Profiles with circular cross-sections can be geometrically described by the shape of the bending line. To achieve 3D bending lines with kinematic bending processes, a continuous change of the bending plane is needed, resulting in bending force vectors that change direction accordingly. These force vectors generate a bending moment in the forming zone and, hence, longitudinal tensile and compressive stresses. For profiles with non-circular cross-sections the orientation of the cross-section along the bending line needs to be controlled additionally. This can be achieved by applying a specific torque to the bending process and, thus, introducing desired shear stresses into the forming zone. Until now, this fundamental aspect of 3D profile bending has not been studied in a coherent fashion. To take into account the reciprocal effects of the various stresses applied to the forming zone and their effect on the bending moment and, thus, on springback, a comprehensive analytical process model was set up.

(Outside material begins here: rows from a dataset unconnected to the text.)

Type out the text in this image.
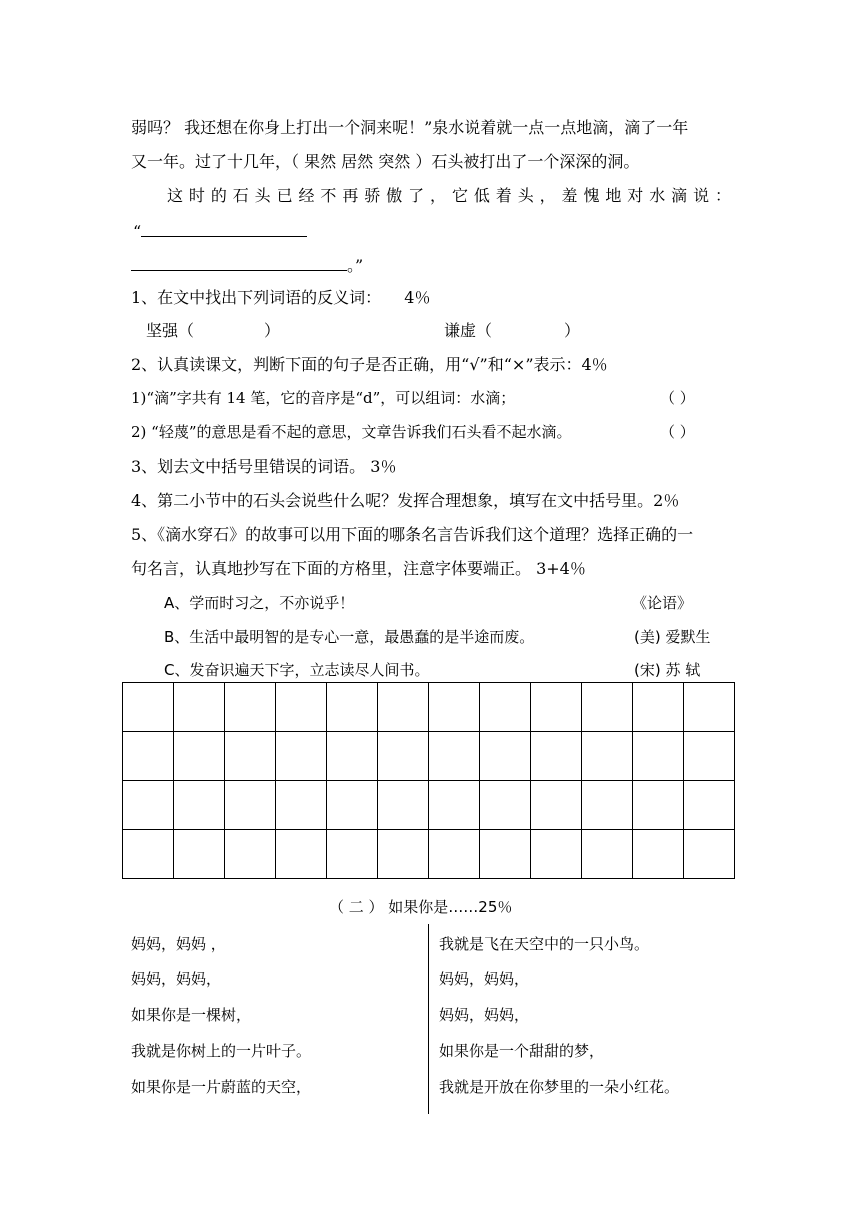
弱吗？ 我还想在你身上打出一个洞来呢！”泉水说着就一点一点地滴，滴了一年
又一年。过了十几年，（ 果然 居然 突然 ）石头被打出了一个深深的洞。
这时的石头已经不再骄傲了，它低着头，羞愧地对水滴说：
“
。”
1、在文中找出下列词语的反义词： 4％
坚强（	）	谦虚（	）
2、认真读课文，判断下面的句子是否正确，用“√”和“×”表示：4％
1)“滴”字共有 14 笔，它的音序是“d”，可以组词：水滴；	（ ）
2) “轻蔑”的意思是看不起的意思，文章告诉我们石头看不起水滴。	（ ）
3、划去文中括号里错误的词语。 3％
4、第二小节中的石头会说些什么呢？发挥合理想象，填写在文中括号里。2％
5、《滴水穿石》的故事可以用下面的哪条名言告诉我们这个道理？选择正确的一
句名言，认真地抄写在下面的方格里，注意字体要端正。 3+4％
A、学而时习之，不亦说乎！	《论语》
B、生活中最明智的是专心一意，最愚蠢的是半途而废。	(美) 爱默生
C、发奋识遍天下字，立志读尽人间书。	(宋) 苏 轼

（ 二 ） 如果你是……25％
妈妈，妈妈 ，
妈妈，妈妈，
如果你是一棵树，
我就是你树上的一片叶子。
如果你是一片蔚蓝的天空，
我就是飞在天空中的一只小鸟。
妈妈，妈妈，
妈妈，妈妈，
如果你是一个甜甜的梦，
我就是开放在你梦里的一朵小红花。
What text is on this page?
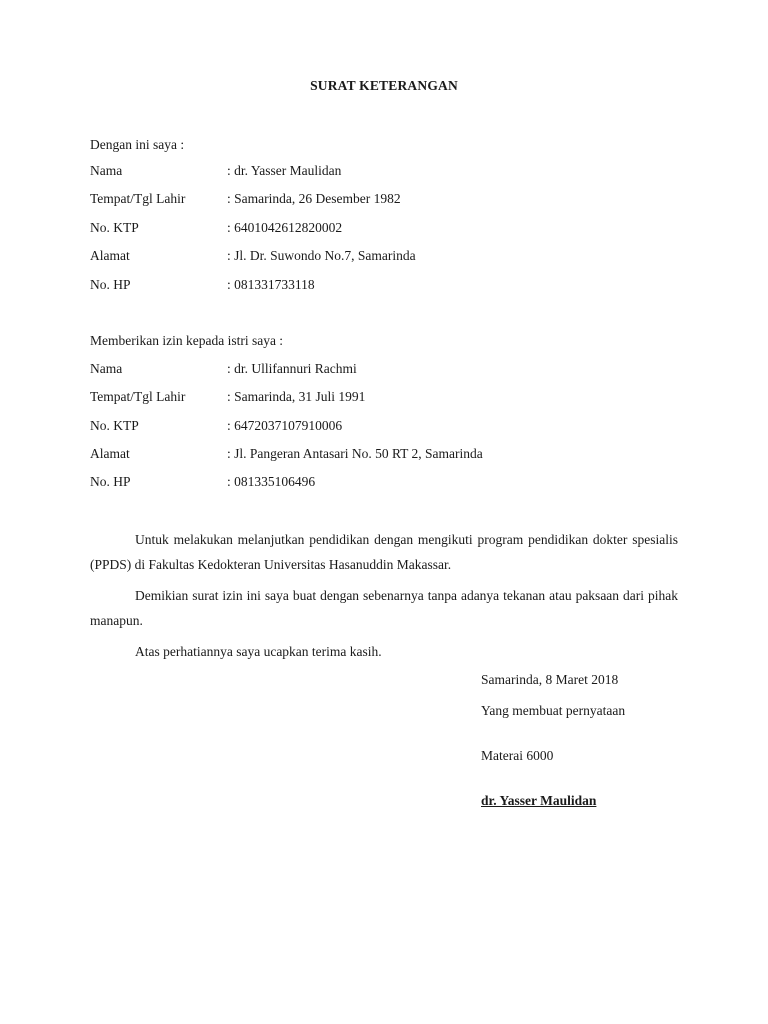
SURAT KETERANGAN
Dengan ini saya :
Nama	: dr. Yasser Maulidan
Tempat/Tgl Lahir	: Samarinda, 26 Desember 1982
No. KTP	: 6401042612820002
Alamat	: Jl. Dr. Suwondo No.7, Samarinda
No. HP	: 081331733118
Memberikan izin kepada istri saya :
Nama	: dr. Ullifannuri Rachmi
Tempat/Tgl Lahir	: Samarinda, 31 Juli 1991
No. KTP	: 6472037107910006
Alamat	: Jl. Pangeran Antasari No. 50 RT 2, Samarinda
No. HP	: 081335106496
Untuk melakukan melanjutkan pendidikan dengan mengikuti program pendidikan dokter spesialis (PPDS) di Fakultas Kedokteran Universitas Hasanuddin Makassar.
Demikian surat izin ini saya buat dengan sebenarnya tanpa adanya tekanan atau paksaan dari pihak manapun.
Atas perhatiannya saya ucapkan terima kasih.
Samarinda, 8 Maret 2018
Yang membuat pernyataan
Materai 6000
dr. Yasser Maulidan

The model is validated by experimental investigations performed using the Torque Superposed Spatial (TSS) profile bending machine and by comprehensive numerical investigations. Analyses were performed during plane bending as well as during bending superposed with torsion. The investigations show that the applied bending force and torque not only result in stress superposition, but actually also affect the development of shear strains over the cross-section of the profile. Similar to the longitudinal strains, the shear strains decrease linearly from the intrados and extrados of the profile to the neutral axis. Considering this newly observed behavior in the analytical process model, the absolute bending force deviation was reduced by a factor of four down to 7.6%.